Editor’s Letter: The impact of PE on one community: My favorite story of the year

Each year I like to think back on all the work done over the past 12 months.

This has been a year of strength in the industry — strong fundraising, active M&A, and GPs continuing to give back money to LPs through exits and liquidity events — as you can read in our year-end cover package.

I spent many hours this year talking about and writing about terms and conditions, as the most in-demand GPs used the strength of the environment to set favorable terms. The best example of this was Advent International dropping a preferred return from its eighth flagship fund, which hit the market in the fall. Advent could do this because Fund VIII is seeing heavy demand from LPs and will not have a problem hitting its $12 billion target.

But as for my favorite story of the year, the honor goes to OpenGate Capital, which closed several portfolio companies, laying off hundreds of people, but still enjoyed a strong fundraising for its debut investment vehicle.

This coverage gave a view of the repercussions of the decisions made by private equity. It’s not a view we usually get here at Buyouts, where we try to get as “inside the room” as possible on high-level deals, fundraisings, hirings and firings, and so forth.

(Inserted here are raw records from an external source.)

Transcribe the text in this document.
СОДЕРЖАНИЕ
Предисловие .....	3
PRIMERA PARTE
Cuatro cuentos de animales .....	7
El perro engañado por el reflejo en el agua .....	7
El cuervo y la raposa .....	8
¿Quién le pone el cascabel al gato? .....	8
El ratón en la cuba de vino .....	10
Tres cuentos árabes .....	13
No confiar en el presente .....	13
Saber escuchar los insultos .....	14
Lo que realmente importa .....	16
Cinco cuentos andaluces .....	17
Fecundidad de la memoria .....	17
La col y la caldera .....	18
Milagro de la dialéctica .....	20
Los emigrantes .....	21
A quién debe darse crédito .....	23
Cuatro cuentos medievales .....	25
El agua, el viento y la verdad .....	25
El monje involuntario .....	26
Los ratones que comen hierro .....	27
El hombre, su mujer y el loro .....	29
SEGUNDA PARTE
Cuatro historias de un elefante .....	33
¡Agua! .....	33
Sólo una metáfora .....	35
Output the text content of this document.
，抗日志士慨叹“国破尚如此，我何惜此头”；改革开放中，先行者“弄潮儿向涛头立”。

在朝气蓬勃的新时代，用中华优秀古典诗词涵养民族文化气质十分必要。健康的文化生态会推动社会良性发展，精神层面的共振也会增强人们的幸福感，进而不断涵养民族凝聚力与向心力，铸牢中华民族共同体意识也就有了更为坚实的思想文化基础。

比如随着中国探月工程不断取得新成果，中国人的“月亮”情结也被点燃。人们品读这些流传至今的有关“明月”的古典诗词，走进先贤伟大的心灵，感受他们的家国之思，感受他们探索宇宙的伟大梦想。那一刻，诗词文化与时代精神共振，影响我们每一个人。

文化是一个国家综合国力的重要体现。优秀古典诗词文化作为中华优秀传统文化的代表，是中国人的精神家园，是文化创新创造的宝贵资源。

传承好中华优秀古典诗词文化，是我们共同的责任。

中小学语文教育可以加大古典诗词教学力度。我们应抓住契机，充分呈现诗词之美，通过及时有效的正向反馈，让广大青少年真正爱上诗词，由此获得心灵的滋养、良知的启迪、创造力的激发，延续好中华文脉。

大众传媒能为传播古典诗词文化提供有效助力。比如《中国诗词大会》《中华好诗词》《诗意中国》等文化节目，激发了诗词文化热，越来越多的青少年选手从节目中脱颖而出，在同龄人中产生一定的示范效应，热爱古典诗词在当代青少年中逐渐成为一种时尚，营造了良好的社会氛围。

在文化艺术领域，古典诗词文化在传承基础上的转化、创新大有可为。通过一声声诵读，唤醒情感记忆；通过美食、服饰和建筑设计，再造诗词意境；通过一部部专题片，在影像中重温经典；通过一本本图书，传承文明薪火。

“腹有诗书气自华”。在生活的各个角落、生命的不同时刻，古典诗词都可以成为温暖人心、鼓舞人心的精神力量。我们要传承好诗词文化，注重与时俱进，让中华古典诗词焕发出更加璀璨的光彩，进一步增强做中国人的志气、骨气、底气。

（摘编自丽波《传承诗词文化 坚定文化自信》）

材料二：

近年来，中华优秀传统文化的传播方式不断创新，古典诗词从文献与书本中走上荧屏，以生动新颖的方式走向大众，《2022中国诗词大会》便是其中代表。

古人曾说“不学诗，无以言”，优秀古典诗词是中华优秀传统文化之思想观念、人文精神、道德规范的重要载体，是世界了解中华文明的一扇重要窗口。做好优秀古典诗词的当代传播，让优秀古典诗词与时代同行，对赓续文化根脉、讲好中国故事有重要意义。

What we don’t always see is what happens to the people at the companies and even in the towns where private equity makes its deals.

In January, I reported that OpenGate had shuttered Fusion Paperboard, a company in Sprague, Connecticut. The closure left about 145 people out of work, and closed the paper mill that had operated in the town since at least the 1800s.

My coverage started from an anonymous tip and led me to Cathy Osten, Sprague’s First Selectman, which is basically mayor. Osten is a cheerleader for her town and was bitterly disappointed at the closure. It meant job losses and the loss of more than $200,000 in annual taxes. It also meant the shuttering of a huge industrial facility in a town that had a paper mill for generations, through all kinds of economic cycles.

 

OpenGate’s decision to close Fusion Paperboard has not chilled LPs’ interest in the firm. They see the returns, like the story and like the team. The firm is in the market raising its debut commingled fund targeting $300 million. Previously, OpenGate invested its own money since its founding in 2005.

This story perfectly illustrates the complexity of this industry: Even in the face of a loss, a GP can still make money. And while that may not be good for workers who lose their jobs, it is good for the LPs, and by extension, the teachers, firefighters and public workers whose pensions depend on GPs’ ability to make money.